I recovered quickly from the shock of hearing that statement while sitting in an office that was part of the University of Arizona Cancer Center. I did not bother to correct Dr. Fryar even though he mistakenly interpreted what he read as PDT killing only 79% of cancer cells instead of total kill of all cancer cells/tumors with one 15 minute treatment in 79% of the cases studied.

I thanked both of them for taking time from their busy schedules to speak with me. I left their office, but could not leave the building. It seems there was an old car left in front of the ER that had some visible suspicious looking packages. The police, fire department and Bomb Squad were called. About an hour and a half later it was determined the packages were harmless and the person who left the car was being treated on an emergency basis. I don’t remember the exact date, but if anyone is interested, that incident may be listed in hospital security, police and/or fire department archives.
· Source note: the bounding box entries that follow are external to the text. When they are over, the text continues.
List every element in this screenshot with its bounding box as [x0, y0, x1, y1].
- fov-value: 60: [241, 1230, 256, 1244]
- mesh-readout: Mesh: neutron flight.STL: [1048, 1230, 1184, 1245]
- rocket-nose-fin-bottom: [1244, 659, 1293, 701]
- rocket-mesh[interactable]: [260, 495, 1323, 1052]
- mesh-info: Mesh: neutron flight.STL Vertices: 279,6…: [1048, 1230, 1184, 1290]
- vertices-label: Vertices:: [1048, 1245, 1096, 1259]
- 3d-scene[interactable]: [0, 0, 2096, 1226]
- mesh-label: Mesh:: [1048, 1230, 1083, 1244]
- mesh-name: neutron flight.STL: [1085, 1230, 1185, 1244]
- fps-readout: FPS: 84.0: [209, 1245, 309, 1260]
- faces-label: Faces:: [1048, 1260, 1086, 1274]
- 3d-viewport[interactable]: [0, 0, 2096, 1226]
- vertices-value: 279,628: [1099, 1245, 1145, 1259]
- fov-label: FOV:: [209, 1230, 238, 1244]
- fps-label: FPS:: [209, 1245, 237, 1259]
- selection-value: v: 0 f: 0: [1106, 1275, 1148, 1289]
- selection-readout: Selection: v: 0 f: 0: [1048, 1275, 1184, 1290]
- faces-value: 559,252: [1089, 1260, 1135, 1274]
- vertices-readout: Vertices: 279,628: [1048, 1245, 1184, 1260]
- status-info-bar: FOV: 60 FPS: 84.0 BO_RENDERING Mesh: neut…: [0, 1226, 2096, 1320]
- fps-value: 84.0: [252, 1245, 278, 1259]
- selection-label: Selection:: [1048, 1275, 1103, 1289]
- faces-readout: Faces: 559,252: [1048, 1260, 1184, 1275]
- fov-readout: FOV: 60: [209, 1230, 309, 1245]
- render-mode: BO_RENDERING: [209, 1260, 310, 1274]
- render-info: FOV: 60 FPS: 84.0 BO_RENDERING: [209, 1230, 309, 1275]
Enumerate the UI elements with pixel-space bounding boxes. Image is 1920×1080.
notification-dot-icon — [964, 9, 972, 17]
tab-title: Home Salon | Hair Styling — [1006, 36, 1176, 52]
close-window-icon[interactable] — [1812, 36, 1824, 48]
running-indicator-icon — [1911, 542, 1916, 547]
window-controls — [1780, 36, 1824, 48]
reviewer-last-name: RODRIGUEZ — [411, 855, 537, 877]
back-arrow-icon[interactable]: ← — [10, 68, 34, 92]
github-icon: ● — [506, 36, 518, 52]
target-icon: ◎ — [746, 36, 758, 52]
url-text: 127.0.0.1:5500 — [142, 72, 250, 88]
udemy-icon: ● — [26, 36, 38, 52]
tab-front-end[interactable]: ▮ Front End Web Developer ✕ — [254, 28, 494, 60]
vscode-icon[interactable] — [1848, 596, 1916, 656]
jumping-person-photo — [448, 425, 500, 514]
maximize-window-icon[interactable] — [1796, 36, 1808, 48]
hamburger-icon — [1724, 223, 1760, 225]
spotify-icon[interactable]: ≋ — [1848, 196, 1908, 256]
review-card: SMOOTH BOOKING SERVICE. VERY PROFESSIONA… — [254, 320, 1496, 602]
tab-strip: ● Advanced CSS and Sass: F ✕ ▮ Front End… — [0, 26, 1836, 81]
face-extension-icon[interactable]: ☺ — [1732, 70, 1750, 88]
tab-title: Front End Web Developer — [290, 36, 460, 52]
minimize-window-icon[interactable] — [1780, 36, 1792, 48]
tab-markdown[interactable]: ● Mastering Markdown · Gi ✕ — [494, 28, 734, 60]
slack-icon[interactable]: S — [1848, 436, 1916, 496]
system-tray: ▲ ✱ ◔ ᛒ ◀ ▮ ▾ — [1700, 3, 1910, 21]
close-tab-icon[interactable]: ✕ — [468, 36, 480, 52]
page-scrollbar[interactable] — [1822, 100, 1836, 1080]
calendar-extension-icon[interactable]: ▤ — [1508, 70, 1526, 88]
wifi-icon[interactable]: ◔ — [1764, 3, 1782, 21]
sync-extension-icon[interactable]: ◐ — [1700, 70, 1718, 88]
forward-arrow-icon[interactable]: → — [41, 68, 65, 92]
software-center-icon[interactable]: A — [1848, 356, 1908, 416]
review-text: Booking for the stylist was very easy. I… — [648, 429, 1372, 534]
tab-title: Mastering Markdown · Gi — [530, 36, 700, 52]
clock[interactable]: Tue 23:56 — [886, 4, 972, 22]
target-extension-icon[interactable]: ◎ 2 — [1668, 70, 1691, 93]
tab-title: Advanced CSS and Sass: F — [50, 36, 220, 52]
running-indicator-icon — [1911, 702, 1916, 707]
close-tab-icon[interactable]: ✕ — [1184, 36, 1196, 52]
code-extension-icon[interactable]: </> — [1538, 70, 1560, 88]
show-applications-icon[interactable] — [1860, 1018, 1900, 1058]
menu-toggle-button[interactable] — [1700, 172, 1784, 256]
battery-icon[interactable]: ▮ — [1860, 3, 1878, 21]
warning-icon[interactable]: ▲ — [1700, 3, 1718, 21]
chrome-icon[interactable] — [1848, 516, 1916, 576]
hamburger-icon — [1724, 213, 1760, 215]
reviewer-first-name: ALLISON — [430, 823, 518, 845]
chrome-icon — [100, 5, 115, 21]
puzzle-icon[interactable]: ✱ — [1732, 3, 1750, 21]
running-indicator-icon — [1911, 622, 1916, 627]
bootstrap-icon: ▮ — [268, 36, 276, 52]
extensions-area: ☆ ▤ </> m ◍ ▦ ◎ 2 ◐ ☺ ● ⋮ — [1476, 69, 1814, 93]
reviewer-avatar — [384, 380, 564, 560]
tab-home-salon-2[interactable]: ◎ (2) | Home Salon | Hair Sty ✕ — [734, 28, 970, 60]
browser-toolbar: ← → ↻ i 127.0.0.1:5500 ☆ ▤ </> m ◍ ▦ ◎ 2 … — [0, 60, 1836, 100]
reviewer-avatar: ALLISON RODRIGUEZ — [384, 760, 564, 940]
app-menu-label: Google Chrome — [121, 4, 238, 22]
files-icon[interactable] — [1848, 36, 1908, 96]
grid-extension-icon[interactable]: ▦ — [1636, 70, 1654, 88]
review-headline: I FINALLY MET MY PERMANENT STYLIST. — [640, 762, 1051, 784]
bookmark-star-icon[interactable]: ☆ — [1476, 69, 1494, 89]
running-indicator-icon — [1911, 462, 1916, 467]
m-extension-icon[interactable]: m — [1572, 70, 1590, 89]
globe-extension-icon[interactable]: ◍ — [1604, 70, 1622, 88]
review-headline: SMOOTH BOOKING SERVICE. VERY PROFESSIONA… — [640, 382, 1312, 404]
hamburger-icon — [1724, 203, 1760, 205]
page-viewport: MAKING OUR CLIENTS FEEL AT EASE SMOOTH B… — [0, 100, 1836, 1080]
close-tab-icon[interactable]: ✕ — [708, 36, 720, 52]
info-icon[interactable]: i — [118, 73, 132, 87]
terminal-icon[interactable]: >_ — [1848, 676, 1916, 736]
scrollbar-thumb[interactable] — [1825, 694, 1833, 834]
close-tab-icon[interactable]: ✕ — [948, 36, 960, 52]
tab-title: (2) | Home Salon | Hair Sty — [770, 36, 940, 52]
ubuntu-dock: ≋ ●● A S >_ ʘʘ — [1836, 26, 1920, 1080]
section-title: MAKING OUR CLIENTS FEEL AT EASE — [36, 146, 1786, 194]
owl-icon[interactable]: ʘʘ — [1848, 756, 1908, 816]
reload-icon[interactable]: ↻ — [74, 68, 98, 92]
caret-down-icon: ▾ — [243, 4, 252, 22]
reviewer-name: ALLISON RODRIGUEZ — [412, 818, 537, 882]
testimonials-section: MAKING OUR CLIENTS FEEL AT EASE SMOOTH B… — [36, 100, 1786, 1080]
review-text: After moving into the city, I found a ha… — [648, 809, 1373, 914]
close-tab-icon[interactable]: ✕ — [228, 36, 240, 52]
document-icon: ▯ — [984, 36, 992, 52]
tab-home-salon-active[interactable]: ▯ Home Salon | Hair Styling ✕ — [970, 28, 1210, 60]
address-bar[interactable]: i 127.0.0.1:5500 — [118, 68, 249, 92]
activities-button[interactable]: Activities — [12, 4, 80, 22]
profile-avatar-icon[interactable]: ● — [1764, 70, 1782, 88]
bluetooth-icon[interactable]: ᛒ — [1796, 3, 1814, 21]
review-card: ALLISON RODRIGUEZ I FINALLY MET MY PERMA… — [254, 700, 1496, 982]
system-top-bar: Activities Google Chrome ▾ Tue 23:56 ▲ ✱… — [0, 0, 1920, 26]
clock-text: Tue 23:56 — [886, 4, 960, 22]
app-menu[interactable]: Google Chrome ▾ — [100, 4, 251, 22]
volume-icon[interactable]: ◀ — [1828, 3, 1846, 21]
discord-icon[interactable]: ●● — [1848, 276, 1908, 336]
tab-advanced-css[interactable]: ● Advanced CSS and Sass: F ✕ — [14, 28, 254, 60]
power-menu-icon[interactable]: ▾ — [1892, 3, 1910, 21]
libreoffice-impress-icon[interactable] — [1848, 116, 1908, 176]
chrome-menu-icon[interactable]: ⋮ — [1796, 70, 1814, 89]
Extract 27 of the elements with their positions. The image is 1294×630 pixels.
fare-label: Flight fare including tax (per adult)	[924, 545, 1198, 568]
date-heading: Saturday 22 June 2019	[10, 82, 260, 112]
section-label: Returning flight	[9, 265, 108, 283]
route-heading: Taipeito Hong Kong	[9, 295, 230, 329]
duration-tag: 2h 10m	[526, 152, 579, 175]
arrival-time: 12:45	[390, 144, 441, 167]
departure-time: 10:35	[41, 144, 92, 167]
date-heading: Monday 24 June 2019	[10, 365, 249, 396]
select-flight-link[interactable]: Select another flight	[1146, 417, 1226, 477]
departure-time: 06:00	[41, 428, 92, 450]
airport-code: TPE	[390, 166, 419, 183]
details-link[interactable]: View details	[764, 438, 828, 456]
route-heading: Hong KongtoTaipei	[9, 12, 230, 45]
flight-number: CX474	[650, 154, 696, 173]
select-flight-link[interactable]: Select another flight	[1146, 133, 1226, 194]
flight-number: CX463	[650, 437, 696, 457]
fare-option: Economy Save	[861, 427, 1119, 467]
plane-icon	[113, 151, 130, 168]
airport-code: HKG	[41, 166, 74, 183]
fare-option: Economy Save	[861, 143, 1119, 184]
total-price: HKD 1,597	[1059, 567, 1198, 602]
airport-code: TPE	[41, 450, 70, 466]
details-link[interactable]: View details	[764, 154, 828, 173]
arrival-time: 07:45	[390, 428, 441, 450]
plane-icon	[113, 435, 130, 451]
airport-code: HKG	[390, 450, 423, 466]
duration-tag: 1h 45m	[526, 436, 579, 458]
On various occasions, spanning the past 19 years since that meeting, I have shared this information with patients individually and in small groups.  I even described it, just as I have written, on the radio program. People have been upset to hear this but, alas, nothing has changed. After multiple times of me renewing my effort to promote a breast cancer study using PDT, I had to back off for a while. I found the repeated experiences to be too frustrating and stressful.

As mentioned above, Dr. Eric Edell of the Mayo Clinic in Rochester Minnesota acknowledged that patient Phillip McCormick would now not qualify for PDT.

I have my own feeling as to why the FDA would make a cancer treatment they approved virtually impossible for patients to receive. That treatment has absolutely the best percentage of success of all other treatments, and the least bad side effects. It stipulated that one could not get PDT until they had gone through two of the normal three forms of cancer treatments (Chemo Therapy, Radiation and Surgery). However, I want this blog to educate people about a “new” cancer treatment that has been FDA approved for 21 years. I hope that you consider why YOU believe PDT was purposely restricted for use as only an end stage treatment option. Clearly, both early detection and early treatment with PDT could have the highest success rate of all existing cancer tumor treatments. It would also cost significantly less.

I am hoping you don’t come up with the only reason I can think of. In fact, if you are so inclined, please use the blog response capability and let me know what you think. I truly welcome your thoughts and pray they are different than mine.

The American Cancer Society web site has several pages describing Photo Dynamic Therapy. It is relatively positive. It describes the use of several newer drugs that have been developed in the past 21 years. It also lists the possible side effects of each. None are anything as serious as those from Chemo Therapy, Radiation or Surgery. Notably absent is the recommendation that PDT be allowed to be used as a first line of defense against cancer.

There is no such thing as a perfect answer for the treatment of cancer. People with specific genetic markers for breast, ovarian and other types of cancers definitely need a more aggressive approach. However, for women diagnosed with breast cancer who don’t have those genetic markers, alternative approaches would seem appropriate. PDT should certainly be one of those.

As always, I suggest that you don’t believe anything I write and do your own research. However, I am the only source for the experience described about my meeting at the University of Arizona Cancer Center. As such, I make the following offer:  I will gladly submit to a polygraph. In fact, should Drs. Villar and Fryar be willing to take one, I would pay for theirs. At this point, it is the best I can do to help confirm the validity of my personal experiences.

If you are so inclined, I ask that you share this blog with as many people as possible. The only way change can possibly take place is if there is massive public pressure to make it happen. I have already proven that I can’t make this change on my own. Any help you can give will be greatly appreciated. If successful, those countless thousands of women who are not poisoned, maimed or otherwise die from breast cancer, will be eternally grateful.